I think this is a bizarre comparison. The people of Vietnam hated the French colonial occupation, and most of them despised the American-backed regime as well. They were fighting a 20-year-long anti-colonial war for independence (something that China, by the way, does not want any of the people they've colonized to emulate).
On the contrary, there's every indication that the people of Iran, as well as Venezuela, legitimately hate their repressive regimes and want nothing more than a chance to overthrow them. This isn't imposing regime change on some country that had never thought of it. It's clearing the path for the people of that country to execute regime change for themselves.

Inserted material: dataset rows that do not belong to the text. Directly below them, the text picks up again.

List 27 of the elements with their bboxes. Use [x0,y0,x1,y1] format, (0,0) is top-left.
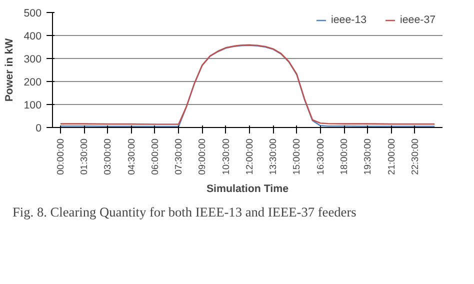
x-tick-label: 13:30:00 [268,138,278,175]
x-tick-label: 16:30:00 [315,138,326,175]
x-tick-label: 10:30:00 [220,138,231,175]
x-tick-label: 15:00:00 [292,138,302,175]
x-tick-label: 18:00:00 [339,138,350,175]
y-tick-label: 300 [24,54,42,66]
y-tick-label: 200 [24,76,42,88]
x-axis-title: Simulation Time [206,182,289,195]
y-tick-label: 400 [24,30,42,42]
x-tick-label: 21:00:00 [386,138,396,175]
x-tick-label: 12:00:00 [244,138,254,175]
x-tick-label: 04:30:00 [126,138,136,175]
x-tick-label: 06:00:00 [150,138,160,175]
x-tick-label: 00:00:00 [55,138,66,175]
x-tick-label: 07:30:00 [174,138,184,175]
x-tick-label: 01:30:00 [79,138,90,175]
y-axis-title: Power in kW [4,37,16,102]
y-tick-label: 0 [36,122,42,134]
caption: Fig. 8. Clearing Quantity for both IEEE-13 and IEEE-37 feeders [12,204,356,220]
x-tick-label: 03:00:00 [102,138,113,175]
legend-label: ieee-13 [331,14,368,26]
legend-label: ieee-37 [400,14,437,26]
x-tick-label: 22:30:00 [410,138,420,175]
x-tick-label: 19:30:00 [362,138,373,175]
y-tick-label: 500 [24,8,42,20]
y-tick-label: 100 [24,100,42,112]
x-tick-label: 09:00:00 [197,138,208,175]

In that sense, our role here is quite a lot more like the Soviets in Vietnam, than America in Vietnam, or of either country in Afghanistan. We're not in the position of needing to prop up a puppet regime or find ethnic groups or exogenous actors. All we really need to do is target the existing oppressors.

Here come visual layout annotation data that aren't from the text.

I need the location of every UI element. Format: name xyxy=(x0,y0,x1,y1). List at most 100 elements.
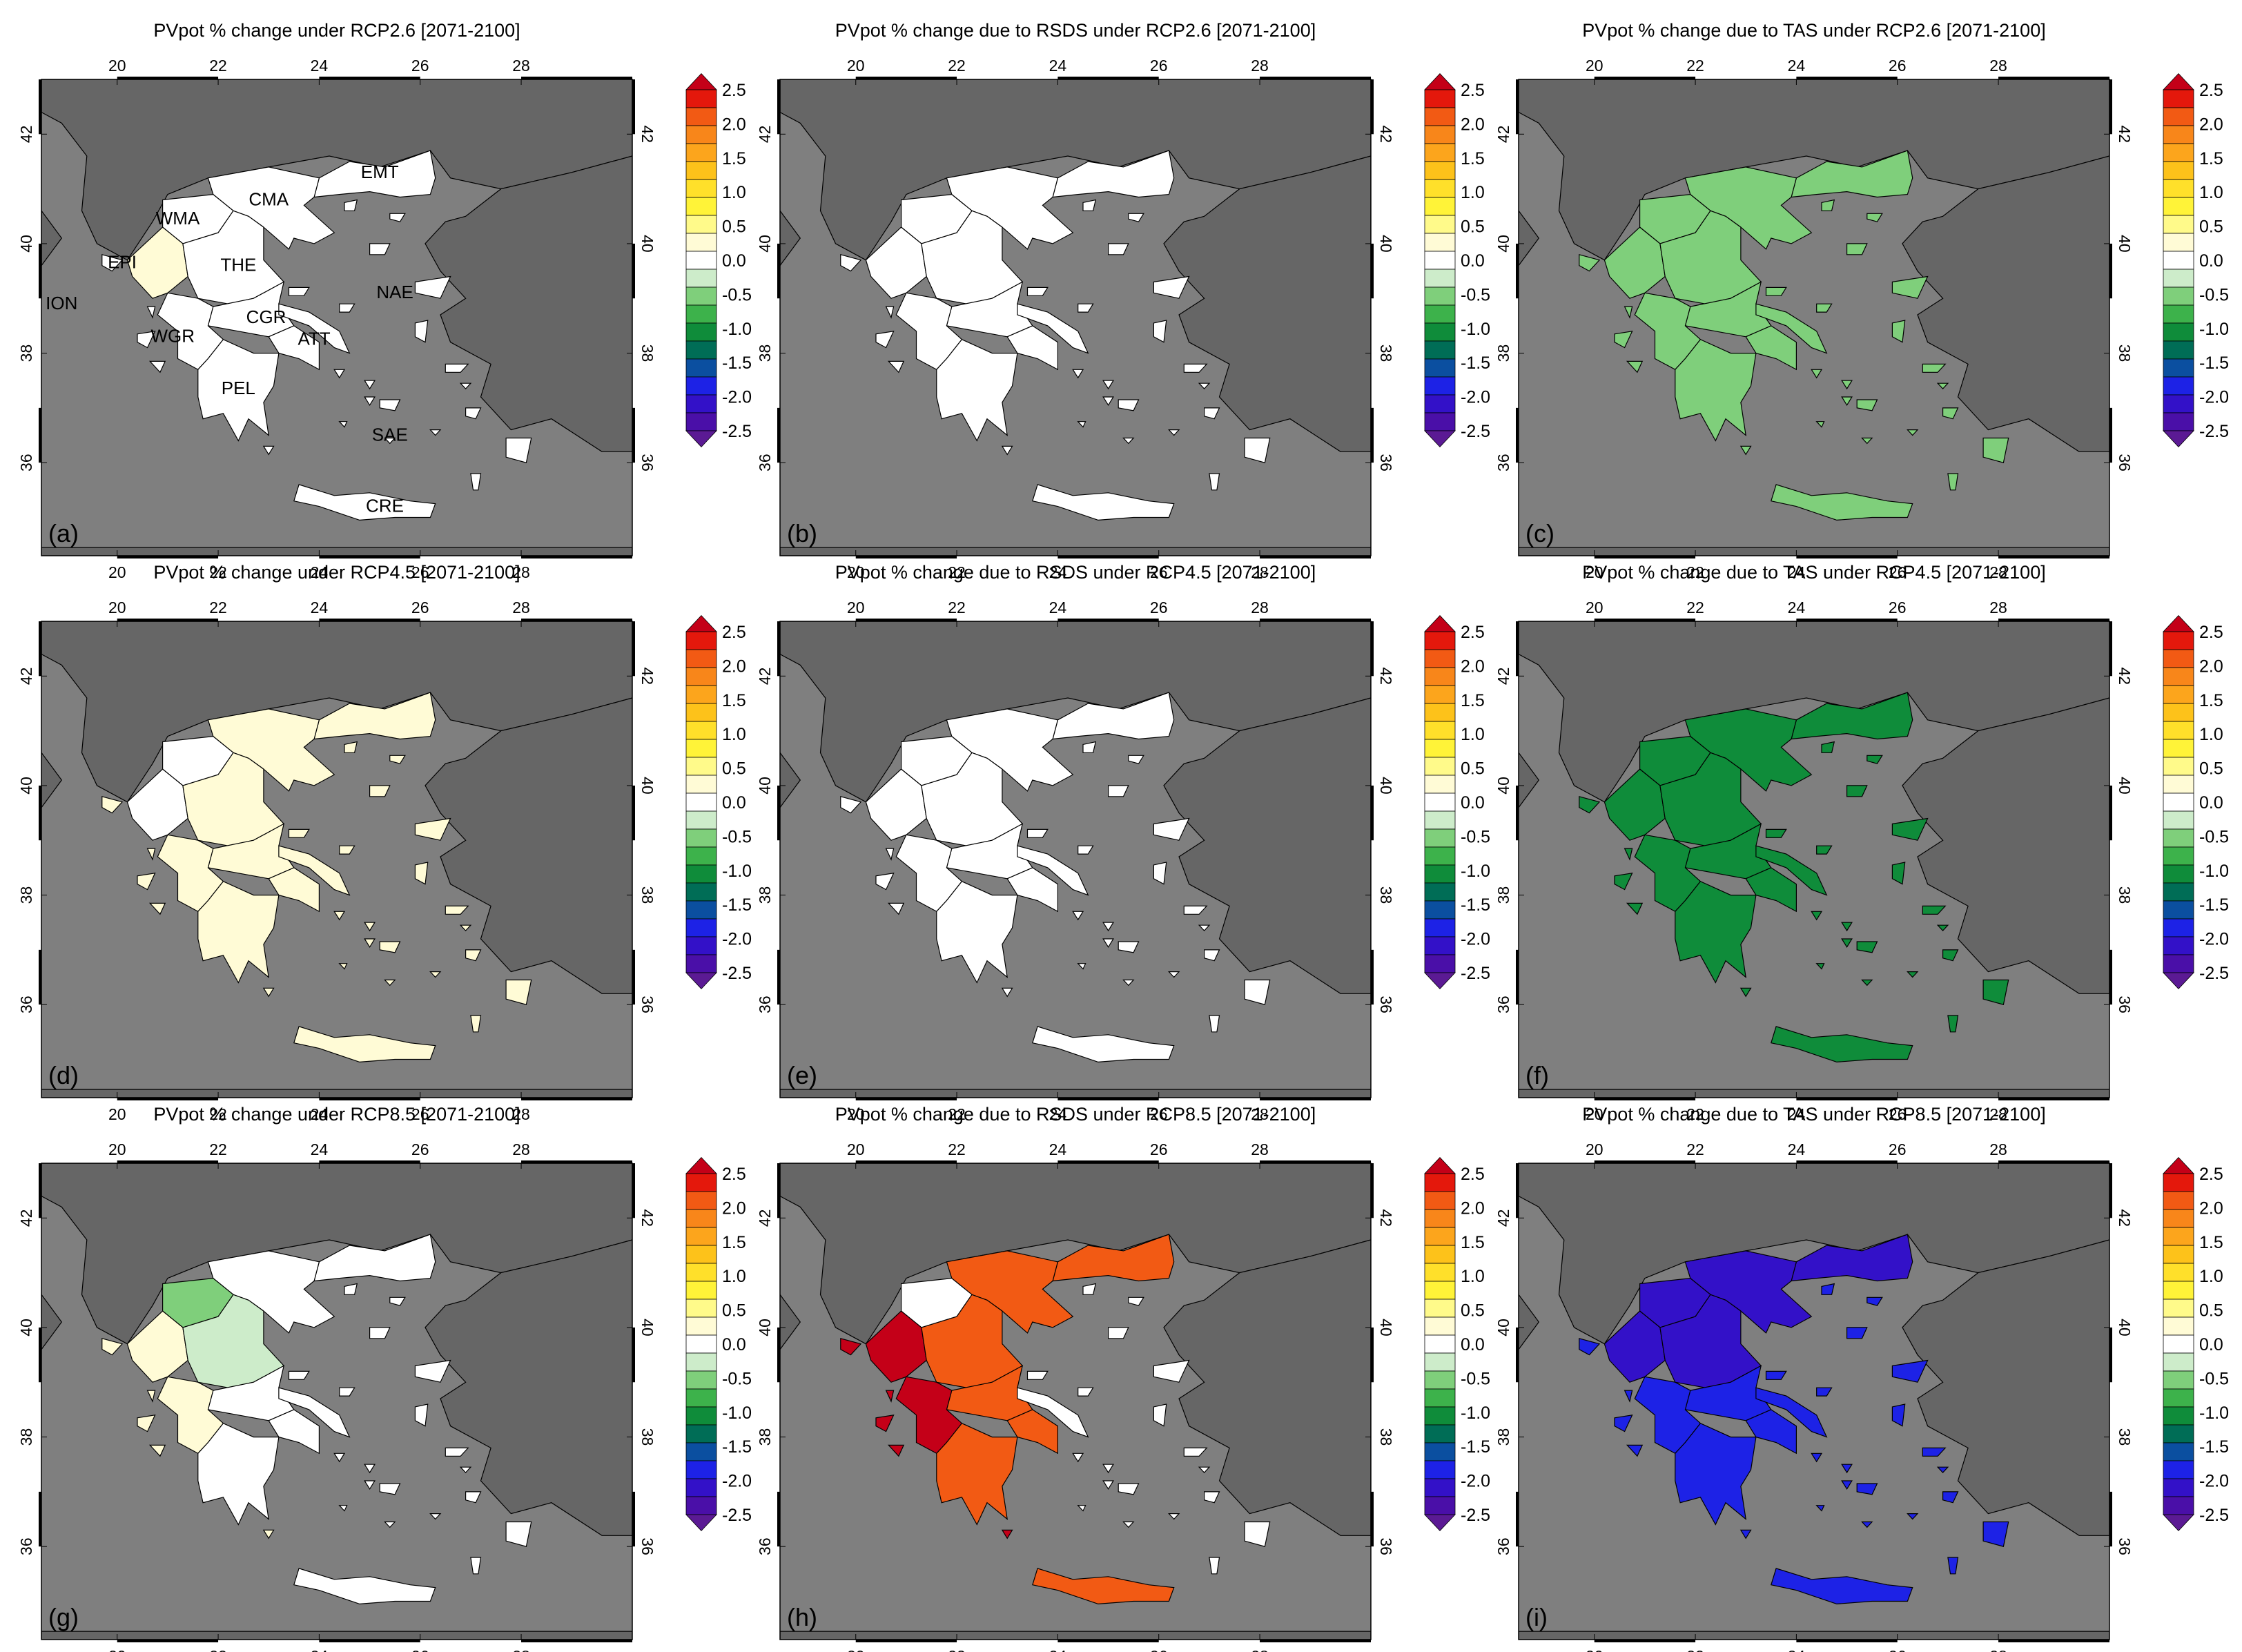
lon-tick-label-top: 20 xyxy=(847,599,865,616)
region-ion-island xyxy=(887,1444,905,1457)
colorbar-label: 1.5 xyxy=(2199,1233,2223,1252)
region-cre xyxy=(1771,1026,1913,1063)
colorbar-bin xyxy=(2163,900,2194,920)
region-ion-island xyxy=(885,848,895,861)
lat-tick-label-right: 36 xyxy=(2116,995,2134,1013)
axis-bar xyxy=(1371,621,1374,677)
region-emt xyxy=(313,692,436,740)
region-sae-island xyxy=(1841,1464,1853,1474)
region-label-emt: EMT xyxy=(361,162,399,182)
region-sae-island xyxy=(1118,1483,1140,1495)
lon-tick-label-top: 20 xyxy=(847,57,865,75)
lon-tick-label-bottom: 24 xyxy=(1788,563,1806,581)
region-sae-island xyxy=(1077,421,1086,428)
lat-tick-label-left: 40 xyxy=(1494,777,1512,795)
lat-tick-label-left: 38 xyxy=(756,1428,774,1446)
region-nae-island xyxy=(278,303,351,354)
lat-tick-label-left: 38 xyxy=(1494,1428,1512,1446)
region-nae-island xyxy=(1153,1359,1190,1383)
region-emt xyxy=(1791,692,1913,740)
region-pel xyxy=(197,880,280,984)
region-label-cgr: CGR xyxy=(246,307,286,327)
colorbar-label: -2.5 xyxy=(722,1506,752,1525)
colorbar-bin xyxy=(2163,1299,2194,1318)
region-epi xyxy=(865,226,927,299)
region-nae-island xyxy=(1082,1283,1097,1295)
axis-bar xyxy=(39,243,41,299)
region-nae-island xyxy=(339,303,355,313)
colorbar-bin xyxy=(2163,667,2194,686)
region-sae-island xyxy=(1244,979,1271,1005)
panel-title: PVpot % change under RCP2.6 [2071-2100] xyxy=(153,20,520,41)
colorbar-cap-top xyxy=(1424,73,1456,90)
neighbor-land xyxy=(1519,1631,2109,1640)
region-ion-island xyxy=(875,1415,895,1432)
colorbar-bin xyxy=(685,1209,717,1228)
lat-tick-label-left: 38 xyxy=(1494,886,1512,904)
region-sae-island xyxy=(1072,369,1084,379)
lat-tick-label-right: 38 xyxy=(639,1428,656,1446)
axis-bar xyxy=(1594,1160,1696,1163)
region-nae-island xyxy=(389,755,406,764)
lon-tick-label-top: 20 xyxy=(1586,1140,1603,1158)
region-sae-island xyxy=(1861,437,1873,445)
colorbar-cap-top xyxy=(685,73,717,90)
colorbar: 2.5 2.0 1.5 1.0 0.5 0.0 -0.5 -1.0 -1.5 -2.0 -2.5 xyxy=(685,1157,752,1531)
region-nae-island xyxy=(1017,1387,1089,1438)
colorbar-bin xyxy=(1424,1352,1456,1372)
colorbar-label: 0.5 xyxy=(722,217,746,237)
region-ion-island xyxy=(1626,1444,1644,1457)
region-emt xyxy=(1791,150,1913,198)
region-nae-island xyxy=(278,1387,351,1438)
colorbar: 2.5 2.0 1.5 1.0 0.5 0.0 -0.5 -1.0 -1.5 -2.0 -2.5 xyxy=(2163,615,2229,989)
colorbar-label: 0.0 xyxy=(722,1335,746,1354)
neighbor-land xyxy=(1519,1089,2109,1098)
neighbor-land xyxy=(780,1631,1371,1640)
region-nae-island xyxy=(445,905,469,915)
colorbar-bin xyxy=(2163,703,2194,722)
region-emt xyxy=(1052,150,1175,198)
region-ion-island xyxy=(1001,445,1013,456)
lat-tick-label-right: 40 xyxy=(1377,235,1395,253)
lat-tick-label-left: 38 xyxy=(17,344,35,362)
region-sae-island xyxy=(1118,399,1140,411)
colorbar-label: 2.0 xyxy=(1461,115,1485,134)
colorbar-label: 0.0 xyxy=(2199,1335,2223,1354)
lat-tick-label-right: 36 xyxy=(639,1537,656,1555)
axis-bar xyxy=(319,77,420,79)
region-sae-island xyxy=(470,1557,482,1575)
colorbar-label: 1.5 xyxy=(722,149,746,168)
region-sae-island xyxy=(1936,924,1949,931)
axis-bar xyxy=(1260,1098,1371,1100)
lat-tick-label-right: 36 xyxy=(639,454,656,472)
colorbar-label: 0.0 xyxy=(722,793,746,813)
lon-tick-label-top: 24 xyxy=(311,1140,329,1158)
region-nae-island xyxy=(1082,199,1097,211)
region-sae-island xyxy=(1982,437,2009,463)
region-ion-island xyxy=(137,873,156,891)
axis-bar xyxy=(1998,556,2109,558)
lon-tick-label-bottom: 20 xyxy=(108,1647,126,1652)
region-epi xyxy=(126,1310,188,1383)
lon-tick-label-bottom: 26 xyxy=(411,1647,429,1652)
axis-bar xyxy=(1998,77,2109,79)
region-epi xyxy=(865,768,927,841)
panel-b: PVpot % change due to RSDS under RCP2.6 … xyxy=(756,20,1490,581)
colorbar-label: -1.5 xyxy=(2199,895,2229,915)
region-nae-island xyxy=(288,1370,310,1380)
region-ion-island xyxy=(1739,445,1752,456)
colorbar-label: 2.0 xyxy=(722,657,746,676)
colorbar-bin xyxy=(1424,1263,1456,1282)
colorbar-bin xyxy=(1424,376,1456,396)
colorbar-bin xyxy=(2163,215,2194,234)
axis-bar xyxy=(2109,1163,2112,1218)
colorbar-label: -2.0 xyxy=(722,930,752,949)
region-sae-island xyxy=(338,421,348,428)
region-ion-island xyxy=(887,360,905,373)
axis-bar xyxy=(777,407,780,463)
axis-bar xyxy=(1998,1640,2109,1642)
colorbar-bin xyxy=(1424,775,1456,794)
region-ion-island xyxy=(146,1390,156,1403)
region-ion-island xyxy=(262,445,275,456)
lat-tick-label-left: 42 xyxy=(1494,668,1512,686)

>> if the US decides to unilaterally stop bombing Iran, it leaves Israel open to the Iranians, which is something Israel and AIPAC won't let the US do.
Stop with the AIPAC > blaming Israel for getting America into this. Israel did great work taking out Iran's defenses and gaining air superiority in the previous 12-day war, and it was only held back from continuing by the US - temporarily losing the total control it held. Furthermore, in no way is Israel going to be open to attack after this, whether or not the US remains involved.
Consider what happens if this war does succeed in weakening the Iranian regime to the point where the people can come back into the street and overthrow it: Russia loses its drone and missile manufacturer, the West has a bargaining chip in oil against China's control of rare earths, and conceivably there is a broad peaceful order in the Middle East between Sunnis, Shia and Jews, all relatively Western-facing, potentially progressive and aligned with the US and Europe. Would that be a terrible outcome?